Disadvantages: it's quite heavy, 70 lbs or so, which is quite cumbersome for me when it is 15 feet long. Of course, it's a 2-person kayak, so that's not really a problem. But portaging the thing is not fun.

it's about 30" wide at the widest point, which means that it is incredibly stable (I can stand up in it for a second or two) and not very fast. I see sea kayakers on Lake Michigan and I know that I could never keep up with them. But that's fine for my usage. It's a recreational kayak, not a sea kayak. But I would take it on Lake Michigan if it was calm.

For a big-surf area, I think that you want a sit-on-top kayak. which I don't have any knowledge of.
posted by goethean at 1:50 PM on May 13, 2004

Kayaking is addictive - if you can afford to, I'd suggest buying a boat that is better than your current abilities - you will quickly grow into it, and avoid having to upgrade. While poly boats are pretty durable (unless they deform while stored in the sun...). fiberglass and Kevlar boats are lighter and more rigid, so faster.

Kayaks are also pretty personal... an approach you may want to consider is trying as many types as you can before making your purchase. If you are accustomed to a canoe, you will have an easy transition - but the manuevering and speed of most sea kayaks was a revelation to me when I first tried them.

Mine is a Nordkapp, and I recommend it for both lake and sea travel without reservation. It's low in initial stability, but has great secondary stability, and is extremely seaworthy.
posted by vers at 3:26 PM on May 13, 2004

I bought a used touring kayak from a rental company for about 450$ a few years back. I have no idea what the model is, or even who makes it. I imagine that it's pretty low end, but that hasn't stopped me from getting a ton of mileage out of it. I've got no complaints about it, and no regret for not buying something more expensive. It's been great for short day trips, and longer multi-day expeditions.

I've used it innumerable times since, mostly on lakes, occasionally on protected harbors and bays, with smallish waves. The kayak is about 16' long, with front and rear bulkheads. Storage is not an issue - I've used it on several multi-day trips, and when I run out of room in the storage compartments, I strap waterproof dry bags to the top.

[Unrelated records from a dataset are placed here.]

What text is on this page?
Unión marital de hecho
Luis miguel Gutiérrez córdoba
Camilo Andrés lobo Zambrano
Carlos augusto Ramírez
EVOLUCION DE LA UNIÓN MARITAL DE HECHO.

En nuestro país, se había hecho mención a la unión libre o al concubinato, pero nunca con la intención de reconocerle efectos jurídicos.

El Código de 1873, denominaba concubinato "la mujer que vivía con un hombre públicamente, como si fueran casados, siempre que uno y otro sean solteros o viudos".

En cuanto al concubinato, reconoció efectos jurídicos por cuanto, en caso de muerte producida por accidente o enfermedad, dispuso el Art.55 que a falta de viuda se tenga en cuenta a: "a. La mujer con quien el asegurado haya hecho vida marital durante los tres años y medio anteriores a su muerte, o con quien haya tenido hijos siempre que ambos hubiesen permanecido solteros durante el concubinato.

It makes it a bit less stable, but nothing that is unmanageable.

The boat is plastic, which means that I really don't worry about damaging it, ever. I've stored it outside for the past three years, covering it with a tarp in the winter, with no ill effects. It is a bit heavy, but I can easily manage to lift it onto and off of my car with no trouble. I purchased a set of wheels for it, so that I don't have to drag it along the ground to get it from the car to the water.

I recommend getting one with a rudder, as it makes the paddling experience much more pleasurable. Without a rudder, my stronger right-hand paddle stroke tends to make the boat bear leftwards, which means I have to compensate by paddling more with my weaker left hand, leading to quicker tiring and frustration. With the rudder, I can just lean back and mindlessly paddle as lopsided as I like, and go exactly where I want to.

You can see some pictures of my kayak in action here:
A good shot of it is here
posted by skwm at 4:35 PM on May 13, 2004

Chesapeake Light Kayak are some of the most beautiful kit-built boats in the world. IMO.